The article adds, “Among those worst hit have been the poorest customers, with average water bills now representing 5.3 per cent of their annual income compared with 2.3 per cent before the recession. The findings will deepen the anger over the money-making powers of Britain’s privatised utilities. Over the past five years, shares in some of Britain’s privatised water companies have surged by 50 per cent over a period when the stock market as a whole has barely increased in value. At the same time consumer bills have risen every year on average by 0.5 per cent above inflation with customers paying £396 [Cdn $819] a year for water and sewage services.”
In March 2014, David Hall of the Public Services International Research Unit commented, “Private companies in England are now celebrating their 25th year of lucrative exploitation of their natural monopolies, with most of them now owned by private equity consortia or Asian multinationals. The companies are extracting profits of around £2 billion [Cdn $4.14 billion] a year above the cost of a public service funded through low-cost public debt. This means renationalisation would save the average household £83 [Cdn $172] per year, cutting bills by more than 20%.”
Hall tells us, “The most recent poll on the issue found more than 70% of people favour renationalisation of the water sector – almost exactly the same as the proportion which opposed privatisation 25 years ago.”
The Council of Canadians has warned that if the Canada-European Union Comprehensive Economic and Trade Agreement (CETA) were ratified, it would pose a serious obstacle to the remunicipalization of privatized water services in England.

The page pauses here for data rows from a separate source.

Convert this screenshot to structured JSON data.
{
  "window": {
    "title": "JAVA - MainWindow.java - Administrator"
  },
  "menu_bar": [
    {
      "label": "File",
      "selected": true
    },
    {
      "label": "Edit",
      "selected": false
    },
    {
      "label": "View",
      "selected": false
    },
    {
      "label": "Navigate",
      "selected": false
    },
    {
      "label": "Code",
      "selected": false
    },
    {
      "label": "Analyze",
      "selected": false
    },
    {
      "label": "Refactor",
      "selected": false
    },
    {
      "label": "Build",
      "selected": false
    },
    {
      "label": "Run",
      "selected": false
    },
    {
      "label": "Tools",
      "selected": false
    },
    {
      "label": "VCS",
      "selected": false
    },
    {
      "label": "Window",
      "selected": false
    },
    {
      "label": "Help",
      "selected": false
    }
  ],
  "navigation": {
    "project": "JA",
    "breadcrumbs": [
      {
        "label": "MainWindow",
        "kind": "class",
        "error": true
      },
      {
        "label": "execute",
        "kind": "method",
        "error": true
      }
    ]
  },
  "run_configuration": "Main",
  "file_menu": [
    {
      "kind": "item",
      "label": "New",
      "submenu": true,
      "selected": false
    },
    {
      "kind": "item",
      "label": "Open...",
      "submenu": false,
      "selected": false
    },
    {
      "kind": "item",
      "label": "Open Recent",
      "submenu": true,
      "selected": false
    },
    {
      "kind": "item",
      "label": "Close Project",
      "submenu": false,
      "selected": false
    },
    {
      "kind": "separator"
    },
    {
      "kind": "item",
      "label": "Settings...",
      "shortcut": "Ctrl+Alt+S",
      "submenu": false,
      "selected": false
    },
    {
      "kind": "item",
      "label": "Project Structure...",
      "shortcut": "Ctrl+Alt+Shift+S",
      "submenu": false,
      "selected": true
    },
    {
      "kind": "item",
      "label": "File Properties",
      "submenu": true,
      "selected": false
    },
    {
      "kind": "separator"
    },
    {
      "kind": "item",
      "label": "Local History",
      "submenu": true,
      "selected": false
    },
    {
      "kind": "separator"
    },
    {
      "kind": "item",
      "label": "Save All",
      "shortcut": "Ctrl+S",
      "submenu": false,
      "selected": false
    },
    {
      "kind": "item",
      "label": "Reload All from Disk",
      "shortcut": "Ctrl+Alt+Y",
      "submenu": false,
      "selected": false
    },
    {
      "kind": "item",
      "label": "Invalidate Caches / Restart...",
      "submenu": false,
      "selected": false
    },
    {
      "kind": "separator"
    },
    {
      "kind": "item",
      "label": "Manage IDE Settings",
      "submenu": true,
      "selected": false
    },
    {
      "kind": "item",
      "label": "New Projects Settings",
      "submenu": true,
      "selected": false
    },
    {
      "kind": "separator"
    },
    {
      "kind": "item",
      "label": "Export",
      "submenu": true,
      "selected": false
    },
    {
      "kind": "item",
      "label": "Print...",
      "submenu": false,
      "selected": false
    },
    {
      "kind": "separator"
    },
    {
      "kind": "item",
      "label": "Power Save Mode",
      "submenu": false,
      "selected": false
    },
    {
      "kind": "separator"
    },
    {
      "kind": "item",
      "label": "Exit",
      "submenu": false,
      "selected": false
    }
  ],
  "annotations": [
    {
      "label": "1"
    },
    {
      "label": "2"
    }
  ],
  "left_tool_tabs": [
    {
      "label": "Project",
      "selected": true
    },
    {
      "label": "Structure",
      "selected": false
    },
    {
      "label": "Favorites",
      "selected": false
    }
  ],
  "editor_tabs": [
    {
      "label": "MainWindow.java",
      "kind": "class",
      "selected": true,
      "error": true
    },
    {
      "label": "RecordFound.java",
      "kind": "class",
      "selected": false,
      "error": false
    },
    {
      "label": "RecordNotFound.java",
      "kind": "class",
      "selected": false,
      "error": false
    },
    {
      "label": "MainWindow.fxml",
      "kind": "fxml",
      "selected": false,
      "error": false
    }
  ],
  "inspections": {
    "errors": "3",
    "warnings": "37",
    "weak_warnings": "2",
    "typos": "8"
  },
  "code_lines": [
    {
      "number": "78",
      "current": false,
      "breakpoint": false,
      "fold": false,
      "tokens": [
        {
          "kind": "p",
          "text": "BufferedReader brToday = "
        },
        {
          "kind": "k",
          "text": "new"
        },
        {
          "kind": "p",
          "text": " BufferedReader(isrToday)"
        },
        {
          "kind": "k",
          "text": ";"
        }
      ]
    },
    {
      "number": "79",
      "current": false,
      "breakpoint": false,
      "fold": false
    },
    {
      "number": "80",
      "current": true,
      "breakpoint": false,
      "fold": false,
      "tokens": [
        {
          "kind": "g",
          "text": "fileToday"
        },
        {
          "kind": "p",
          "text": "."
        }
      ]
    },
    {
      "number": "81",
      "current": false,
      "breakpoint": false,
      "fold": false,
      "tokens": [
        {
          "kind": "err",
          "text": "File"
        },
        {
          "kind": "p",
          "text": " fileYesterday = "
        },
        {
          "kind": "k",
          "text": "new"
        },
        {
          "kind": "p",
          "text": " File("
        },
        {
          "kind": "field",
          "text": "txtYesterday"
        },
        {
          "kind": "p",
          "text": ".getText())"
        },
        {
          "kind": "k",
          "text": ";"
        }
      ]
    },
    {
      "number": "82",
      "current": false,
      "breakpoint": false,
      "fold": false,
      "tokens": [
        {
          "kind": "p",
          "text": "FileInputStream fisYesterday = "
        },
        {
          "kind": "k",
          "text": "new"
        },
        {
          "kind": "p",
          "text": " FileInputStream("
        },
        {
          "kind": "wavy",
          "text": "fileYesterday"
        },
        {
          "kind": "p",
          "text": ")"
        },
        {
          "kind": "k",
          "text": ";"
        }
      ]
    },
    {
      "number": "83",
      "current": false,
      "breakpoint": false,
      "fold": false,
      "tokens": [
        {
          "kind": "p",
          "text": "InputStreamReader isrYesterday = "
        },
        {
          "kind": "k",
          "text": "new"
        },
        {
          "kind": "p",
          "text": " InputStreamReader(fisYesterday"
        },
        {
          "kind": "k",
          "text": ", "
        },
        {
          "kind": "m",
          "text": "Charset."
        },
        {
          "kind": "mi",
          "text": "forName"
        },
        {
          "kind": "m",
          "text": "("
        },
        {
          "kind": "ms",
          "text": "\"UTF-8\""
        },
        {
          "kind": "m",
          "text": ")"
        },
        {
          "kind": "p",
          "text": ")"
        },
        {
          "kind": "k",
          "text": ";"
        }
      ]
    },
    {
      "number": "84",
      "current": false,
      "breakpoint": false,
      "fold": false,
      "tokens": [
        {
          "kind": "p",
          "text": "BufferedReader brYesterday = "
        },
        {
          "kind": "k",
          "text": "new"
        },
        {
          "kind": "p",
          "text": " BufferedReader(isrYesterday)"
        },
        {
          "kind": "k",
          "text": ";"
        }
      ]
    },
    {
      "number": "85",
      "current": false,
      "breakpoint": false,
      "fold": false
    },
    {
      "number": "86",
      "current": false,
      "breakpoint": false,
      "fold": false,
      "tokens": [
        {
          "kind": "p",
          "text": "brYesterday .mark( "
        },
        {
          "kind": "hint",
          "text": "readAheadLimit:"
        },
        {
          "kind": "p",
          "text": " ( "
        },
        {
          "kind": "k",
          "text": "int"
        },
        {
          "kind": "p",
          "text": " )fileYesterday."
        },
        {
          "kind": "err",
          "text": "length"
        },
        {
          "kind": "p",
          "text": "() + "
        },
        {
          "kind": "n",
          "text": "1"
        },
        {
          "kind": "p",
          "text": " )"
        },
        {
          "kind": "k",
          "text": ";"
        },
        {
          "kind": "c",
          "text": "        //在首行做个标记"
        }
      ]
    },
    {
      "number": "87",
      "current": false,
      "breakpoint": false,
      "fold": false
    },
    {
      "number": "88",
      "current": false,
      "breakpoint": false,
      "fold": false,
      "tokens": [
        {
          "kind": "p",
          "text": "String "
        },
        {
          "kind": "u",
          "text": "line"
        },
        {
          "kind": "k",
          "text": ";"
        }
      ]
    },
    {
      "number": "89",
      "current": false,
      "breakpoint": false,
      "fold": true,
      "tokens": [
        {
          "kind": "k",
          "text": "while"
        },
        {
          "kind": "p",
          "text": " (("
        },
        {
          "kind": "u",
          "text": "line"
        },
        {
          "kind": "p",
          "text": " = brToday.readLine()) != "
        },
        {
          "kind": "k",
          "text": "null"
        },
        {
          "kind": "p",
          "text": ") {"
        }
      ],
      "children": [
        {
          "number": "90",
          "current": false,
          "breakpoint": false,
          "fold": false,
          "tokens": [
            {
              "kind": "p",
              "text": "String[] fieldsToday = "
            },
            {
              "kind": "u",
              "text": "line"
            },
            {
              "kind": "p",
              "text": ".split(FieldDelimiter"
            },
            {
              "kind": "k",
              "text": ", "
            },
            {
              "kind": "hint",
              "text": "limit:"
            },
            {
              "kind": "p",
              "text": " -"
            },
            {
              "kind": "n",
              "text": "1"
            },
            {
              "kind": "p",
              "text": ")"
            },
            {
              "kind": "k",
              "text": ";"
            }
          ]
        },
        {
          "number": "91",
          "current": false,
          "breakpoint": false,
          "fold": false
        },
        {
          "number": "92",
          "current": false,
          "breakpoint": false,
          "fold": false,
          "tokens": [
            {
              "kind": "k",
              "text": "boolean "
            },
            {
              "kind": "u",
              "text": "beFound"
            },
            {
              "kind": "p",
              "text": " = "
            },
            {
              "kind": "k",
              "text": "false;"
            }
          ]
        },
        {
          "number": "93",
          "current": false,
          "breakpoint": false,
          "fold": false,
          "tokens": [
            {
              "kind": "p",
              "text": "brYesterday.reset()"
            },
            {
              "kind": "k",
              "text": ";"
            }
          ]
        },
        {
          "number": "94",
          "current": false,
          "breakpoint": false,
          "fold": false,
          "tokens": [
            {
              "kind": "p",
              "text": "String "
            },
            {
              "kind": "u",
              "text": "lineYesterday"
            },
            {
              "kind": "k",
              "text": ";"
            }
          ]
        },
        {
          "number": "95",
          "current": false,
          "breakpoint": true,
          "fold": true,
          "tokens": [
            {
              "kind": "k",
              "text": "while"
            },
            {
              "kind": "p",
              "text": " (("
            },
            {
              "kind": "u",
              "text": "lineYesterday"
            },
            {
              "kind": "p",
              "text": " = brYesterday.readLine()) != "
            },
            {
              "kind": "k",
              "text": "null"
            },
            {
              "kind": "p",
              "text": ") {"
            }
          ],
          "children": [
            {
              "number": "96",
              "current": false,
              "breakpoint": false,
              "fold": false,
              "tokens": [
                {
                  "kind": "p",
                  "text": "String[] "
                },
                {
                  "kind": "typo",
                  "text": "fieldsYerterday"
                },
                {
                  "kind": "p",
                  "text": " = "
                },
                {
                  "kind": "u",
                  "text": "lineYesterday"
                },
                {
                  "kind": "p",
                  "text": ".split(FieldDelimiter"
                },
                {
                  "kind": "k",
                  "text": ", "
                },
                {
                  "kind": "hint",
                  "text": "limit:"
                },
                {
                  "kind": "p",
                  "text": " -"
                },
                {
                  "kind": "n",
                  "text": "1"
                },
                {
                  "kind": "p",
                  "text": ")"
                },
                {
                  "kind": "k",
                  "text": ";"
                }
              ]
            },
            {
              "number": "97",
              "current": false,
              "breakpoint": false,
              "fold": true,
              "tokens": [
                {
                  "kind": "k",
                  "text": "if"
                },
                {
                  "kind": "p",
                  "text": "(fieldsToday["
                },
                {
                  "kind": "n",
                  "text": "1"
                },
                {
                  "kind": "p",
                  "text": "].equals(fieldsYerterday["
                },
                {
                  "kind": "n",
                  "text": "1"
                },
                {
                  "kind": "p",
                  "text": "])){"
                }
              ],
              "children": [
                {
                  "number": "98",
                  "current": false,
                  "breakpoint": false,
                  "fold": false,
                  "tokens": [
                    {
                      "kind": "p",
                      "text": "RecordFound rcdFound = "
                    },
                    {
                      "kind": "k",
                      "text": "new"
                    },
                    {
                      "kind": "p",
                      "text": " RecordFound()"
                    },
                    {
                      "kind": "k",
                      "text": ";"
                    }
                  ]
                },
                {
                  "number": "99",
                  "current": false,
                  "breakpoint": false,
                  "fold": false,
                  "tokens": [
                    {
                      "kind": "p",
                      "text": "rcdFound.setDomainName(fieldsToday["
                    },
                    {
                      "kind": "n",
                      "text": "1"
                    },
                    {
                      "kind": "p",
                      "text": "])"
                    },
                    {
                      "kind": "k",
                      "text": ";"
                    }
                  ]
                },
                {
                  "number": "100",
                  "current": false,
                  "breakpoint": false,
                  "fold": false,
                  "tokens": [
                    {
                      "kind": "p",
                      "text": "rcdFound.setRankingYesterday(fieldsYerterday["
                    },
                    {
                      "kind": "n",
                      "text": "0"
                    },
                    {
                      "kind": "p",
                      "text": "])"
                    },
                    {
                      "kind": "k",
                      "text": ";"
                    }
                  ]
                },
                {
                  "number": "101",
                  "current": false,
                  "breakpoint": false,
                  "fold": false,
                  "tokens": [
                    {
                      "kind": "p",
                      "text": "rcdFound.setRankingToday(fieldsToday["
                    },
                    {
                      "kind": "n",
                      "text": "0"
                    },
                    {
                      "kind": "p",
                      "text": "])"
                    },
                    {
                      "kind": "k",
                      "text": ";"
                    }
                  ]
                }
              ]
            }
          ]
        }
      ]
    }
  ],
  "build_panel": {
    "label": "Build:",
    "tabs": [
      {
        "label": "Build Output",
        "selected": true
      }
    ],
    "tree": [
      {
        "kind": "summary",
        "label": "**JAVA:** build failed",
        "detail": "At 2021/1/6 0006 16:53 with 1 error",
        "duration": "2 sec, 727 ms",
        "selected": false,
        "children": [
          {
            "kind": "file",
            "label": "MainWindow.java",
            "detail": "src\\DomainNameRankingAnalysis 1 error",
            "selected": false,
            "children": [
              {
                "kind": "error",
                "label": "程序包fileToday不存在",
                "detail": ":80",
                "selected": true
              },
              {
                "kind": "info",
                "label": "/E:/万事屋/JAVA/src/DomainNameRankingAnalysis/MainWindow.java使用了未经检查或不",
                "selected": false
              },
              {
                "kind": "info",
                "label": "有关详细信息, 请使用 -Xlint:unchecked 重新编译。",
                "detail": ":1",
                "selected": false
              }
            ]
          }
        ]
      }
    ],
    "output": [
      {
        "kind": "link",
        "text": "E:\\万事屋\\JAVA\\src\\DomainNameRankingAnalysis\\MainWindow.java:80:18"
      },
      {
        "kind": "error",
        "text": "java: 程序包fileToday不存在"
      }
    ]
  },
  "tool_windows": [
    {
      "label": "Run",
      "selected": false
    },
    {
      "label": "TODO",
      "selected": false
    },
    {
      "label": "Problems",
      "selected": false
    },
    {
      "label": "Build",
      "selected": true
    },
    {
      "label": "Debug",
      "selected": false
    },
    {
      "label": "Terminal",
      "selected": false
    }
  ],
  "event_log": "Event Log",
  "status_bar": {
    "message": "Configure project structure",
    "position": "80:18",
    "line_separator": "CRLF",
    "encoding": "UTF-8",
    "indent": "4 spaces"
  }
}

That’s because the Ontario Teachers’ Pension Plan owns 27 per cent of Northumbrian Water Group Plc, which sells its water services to about 4.4 million ‘customers’ in England, and the Canada Pension Plan owns one-third of Anglian Water Services, which sells water services to approximately six million people in England.
The pension funds could conceivably use the investor-state dispute settlement (ISDS) provision in CETA to sue for future profits should the water utilities be brought back into public hands by a future government.
Council of Canadians chairperson Maude Barlow notes, “Water companies are using [investor-state provisions] to fight governments that try to regain public control of their water services. In 1999, Azurix, a subsidiary of Enron Corporation, agreed to purchase the exclusive right to provide water and sanitation services to parts of Buenos Aires for thirty years. When the Argentine government issued a warning to citizens to boil their water after an algae outbreak, some customers refused to pay their water bills; the company withdrew from the contract and sued the government. A 2007 ICSID [International Centre for Settlement of Investment Disputes] tribunal found in favour of the company and ordered the government of Argentina to pay $165 million in compensation. In 2010 the ICSID again ruled in favour of a water company, in a dispute involving the French transnational Suez. This time it was the Argentine government that rescinded the contract, because of concerns over water quality, lack of wastewater treatment, and mounting tariffs.”
And our ally Food & Water Europe has highlighted, “TTIP, CETA and TISA all pose major threats to many of the victories that civil society has achieved over the decades to make the human right to water a reality and to promote and recover public control over water management. …[Trade agreements] can make privatisation processes iron-clad. Investment protection mechanisms would allow corporations to challenge processes of water remunicipalisation, the powerful wave of local governments taking back public control over water, like in Paris and Berlin.”
The Council of Canadians will be raising this concern at upcoming interventions at the European Parliament this spring.